Places To Visit In Spain: Granada
At the foot of the Sierra Nevada mountain range is the city of Granada. Rich in history, Granada is most commonly known as the home of its prize jewel the Alhambra. In the hillside outside of the city, visitors can experience one of the most beautiful palace fortress complexes in the world. With the attention to detail in the architecture of the Alahambra, the layout of the grounds and the placement of this magnificent structure, it is no wonder that 8,000 people a day visit this site each year. 55 euros will get you a guided tour, which brings to life the rich history of this famous UNESCO World Heritage Site. Even with the hefty price tag of this tour, everyday it sells out, so be sure to book your tour well in advance.
Places To Visit In Spain: Málaga
Near Granada, you will find one of the oldest cities in the world, the port city of Málaga. This artsy town was the birth place of Pablo Picasso. Today, you will still find local artists featuring and selling their work on the roadside. My favorite aspect this quaint stop are the tapas. Tapas are small plates of food otherwise known as appetizers in America. In Malaga, you get a free tapas with each drink you order. Sitting at a table under an umbrella in the summer, months of watching people move to and fro while sipping on a red wine from the Rioja wine region in northern Spain and nibbling on delicious Spanish cuisine is perfection. Everyone loves free tapas which is why this destination makes our places to visit in Spain.
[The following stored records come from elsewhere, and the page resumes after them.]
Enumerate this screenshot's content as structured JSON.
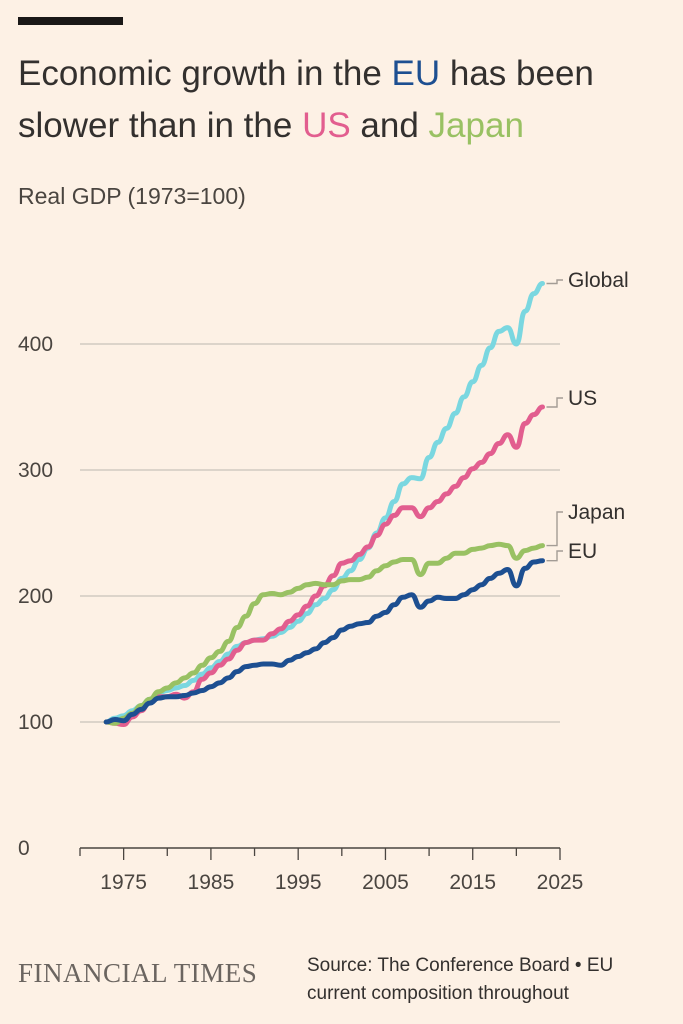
{
  "title": {
    "part1": "Economic growth in the ",
    "eu": "EU",
    "part2": " has been slower than in the ",
    "us": "US",
    "part3": " and ",
    "japan": "Japan"
  },
  "subtitle": "Real GDP (1973=100)",
  "source": "Source: The Conference Board • EU current composition throughout",
  "brand": "FINANCIAL TIMES",
  "colors": {
    "eu": "#1D4F91",
    "us": "#E25E8F",
    "japan": "#99C163",
    "global": "#7AD7E0",
    "grid": "#C9C2BA",
    "axis": "#4A4540"
  },
  "chart_data": {
    "type": "line",
    "title": "Real GDP (1973=100)",
    "xlabel": "",
    "ylabel": "",
    "xlim": [
      1970,
      2025
    ],
    "ylim": [
      0,
      450
    ],
    "yticks": [
      0,
      100,
      200,
      300,
      400
    ],
    "xticks": [
      1975,
      1985,
      1995,
      2005,
      2015,
      2025
    ],
    "x": [
      1973,
      1974,
      1975,
      1976,
      1977,
      1978,
      1979,
      1980,
      1981,
      1982,
      1983,
      1984,
      1985,
      1986,
      1987,
      1988,
      1989,
      1990,
      1991,
      1992,
      1993,
      1994,
      1995,
      1996,
      1997,
      1998,
      1999,
      2000,
      2001,
      2002,
      2003,
      2004,
      2005,
      2006,
      2007,
      2008,
      2009,
      2010,
      2011,
      2012,
      2013,
      2014,
      2015,
      2016,
      2017,
      2018,
      2019,
      2020,
      2021,
      2022,
      2023
    ],
    "series": [
      {
        "name": "Global",
        "label": "Global",
        "color": "#7AD7E0",
        "values": [
          100,
          103,
          105,
          109,
          113,
          118,
          123,
          125,
          127,
          129,
          133,
          138,
          143,
          148,
          154,
          160,
          163,
          165,
          166,
          168,
          171,
          175,
          180,
          186,
          193,
          198,
          205,
          214,
          220,
          229,
          238,
          250,
          262,
          275,
          289,
          294,
          293,
          310,
          322,
          333,
          345,
          358,
          370,
          383,
          397,
          410,
          413,
          400,
          426,
          440,
          448
        ]
      },
      {
        "name": "US",
        "label": "US",
        "color": "#E25E8F",
        "values": [
          100,
          99,
          98,
          104,
          109,
          116,
          120,
          120,
          122,
          119,
          124,
          134,
          139,
          145,
          150,
          157,
          163,
          165,
          165,
          170,
          174,
          180,
          185,
          192,
          200,
          208,
          216,
          226,
          228,
          233,
          239,
          248,
          257,
          264,
          270,
          270,
          263,
          270,
          275,
          281,
          287,
          294,
          301,
          306,
          313,
          321,
          328,
          318,
          337,
          344,
          350
        ]
      },
      {
        "name": "Japan",
        "label": "Japan",
        "color": "#99C163",
        "values": [
          100,
          99,
          103,
          107,
          113,
          118,
          124,
          127,
          131,
          135,
          139,
          145,
          151,
          156,
          164,
          175,
          184,
          194,
          201,
          202,
          201,
          203,
          206,
          209,
          210,
          209,
          209,
          212,
          213,
          213,
          215,
          220,
          224,
          227,
          229,
          229,
          217,
          226,
          226,
          230,
          234,
          234,
          237,
          238,
          240,
          241,
          240,
          230,
          236,
          238,
          240
        ]
      },
      {
        "name": "EU",
        "label": "EU",
        "color": "#1D4F91",
        "values": [
          100,
          102,
          101,
          106,
          110,
          115,
          119,
          120,
          120,
          121,
          123,
          125,
          128,
          131,
          135,
          140,
          144,
          145,
          146,
          146,
          145,
          149,
          152,
          155,
          158,
          163,
          167,
          173,
          176,
          178,
          179,
          184,
          187,
          193,
          199,
          201,
          191,
          196,
          199,
          198,
          198,
          201,
          205,
          209,
          214,
          218,
          221,
          208,
          222,
          227,
          228
        ]
      }
    ],
    "legend_position": "right-inline"
  }
}
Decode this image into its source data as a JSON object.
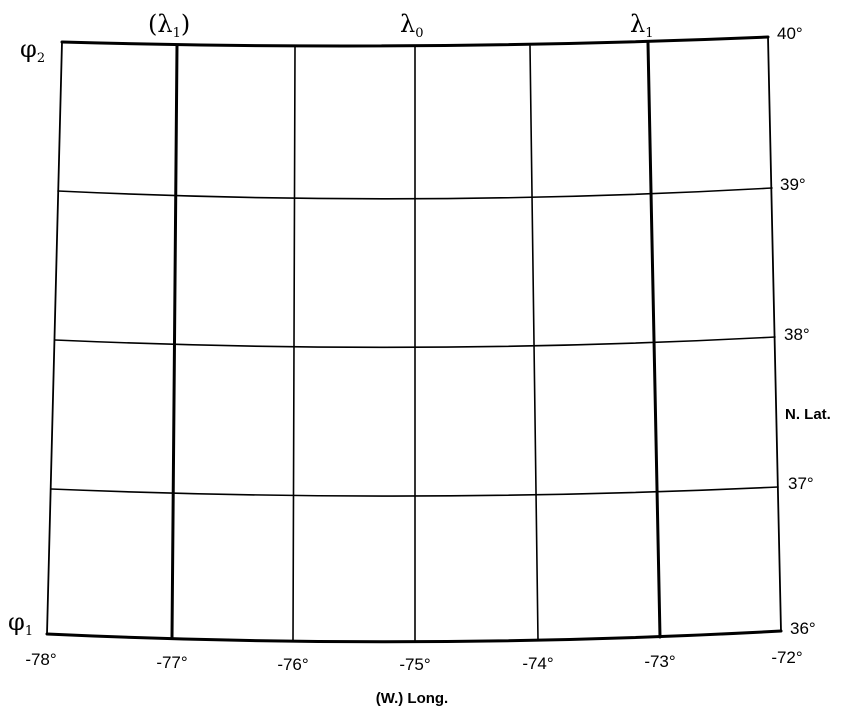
{
  "diagram": {
    "lon_labels": [
      "-78°",
      "-77°",
      "-76°",
      "-75°",
      "-74°",
      "-73°",
      "-72°"
    ],
    "lat_labels": [
      "36°",
      "37°",
      "38°",
      "39°",
      "40°"
    ],
    "x_axis_title": "(W.) Long.",
    "y_axis_title": "N. Lat.",
    "phi_bottom": {
      "symbol": "φ",
      "sub": "1"
    },
    "phi_top": {
      "symbol": "φ",
      "sub": "2"
    },
    "lambda_left": {
      "open": "(",
      "symbol": "λ",
      "sub": "1",
      "close": ")"
    },
    "lambda_center": {
      "symbol": "λ",
      "sub": "0"
    },
    "lambda_right": {
      "symbol": "λ",
      "sub": "1"
    }
  }
}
Places To Visit In Spain: Toledo
Next, on our list of places to visit in Spain is Toledo. This town is southwest of Madrid. The narrow, winding, cobble stone streets are enchanting. The ancient buildings surrounded by the old city walls transport you back to a much different time. The town, though modernized, still has an old time feel, allowing you to picture yourself living centuries earlier.
It took on the nickname Holy Toledo as the Christians, Muslims and Jewish religions converged in the city. The phrase “Holy Toledo” is said to have sprung from the concentration of churches, which made the city holy. Many religious buildings in the area have preserved the history and architectural treasures of the Gothic, Renaissance and Spanish Mission decor. A guided day trip is a great way to experience the city.
The memories you will take away from your time in Spain will be memories that will be cherished and recounted for the rest of your life. If you haven’t booked a trip to Spain yet, you need to do it today. Heck, let me know when you are going and I might just join you and add more stories to the fond memories I have of this amazing country. The places to visit in Spain listed here are a great start.